Joel (joeldick) | 18 comments Started it.

There are points where Gleick indulges his more lyrical side, which makes my eyes roll. For example, there's this:

"The dome of the sky streched upward. The arcs of the sun and moon crossed directly ahead, rising and falling with the season. He could splash his heels in the surf and recognize a line thay formed the tripartite boundary between Earth, sea, and air..."

Just tell me he liked to visit the beach, for heaven's sake! It's this sort of writing that turned me off of his book Chaos: Making a New Science.

But overall, I think the biography genre suits Gleick well. He isn't too bad even when it comes to the science, but he tends to veer into the kind of writing quoted above when he tries to analogize to explain deeper concepts.

Joel (joeldick) | 18 comments My wife is from Cedarhurst and I've visited Central Avenue and Far Rockaway many times. It's nice to read about an area I know fairly well. Too bad it's not MIT I know better ;)
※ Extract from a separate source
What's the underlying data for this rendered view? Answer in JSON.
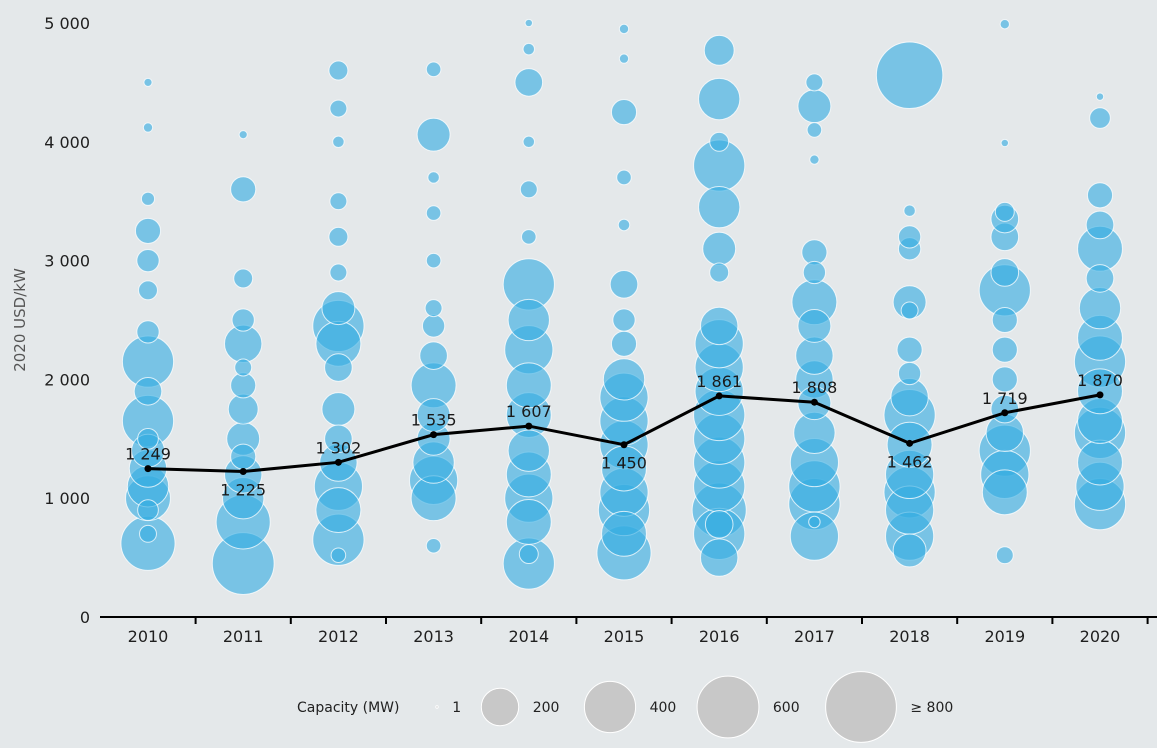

Joel (joeldick) | 18 comments I'm reading this book along with No Ordinary Genius: The Illustrated Richard Feynman by Christopher Sykes. It's a good companion. It's got pictures, interviews, excerpts of lectures and lots of good material about Feynman's life.

Joel (joeldick) | 18 comments I also just finished No Ordinary Genius: The Illustrated Richard Feynman. It was nice to read these two together. I was familiar with much of the material from other books, but it's nice to see them in Richard's own words and from others who knew him. After reading Richard's two "autobiographies", Gleick's biography, and Sykes's book, I feel like I have a pretty complete picture of what Feynman was about. Amazingly inspiring character.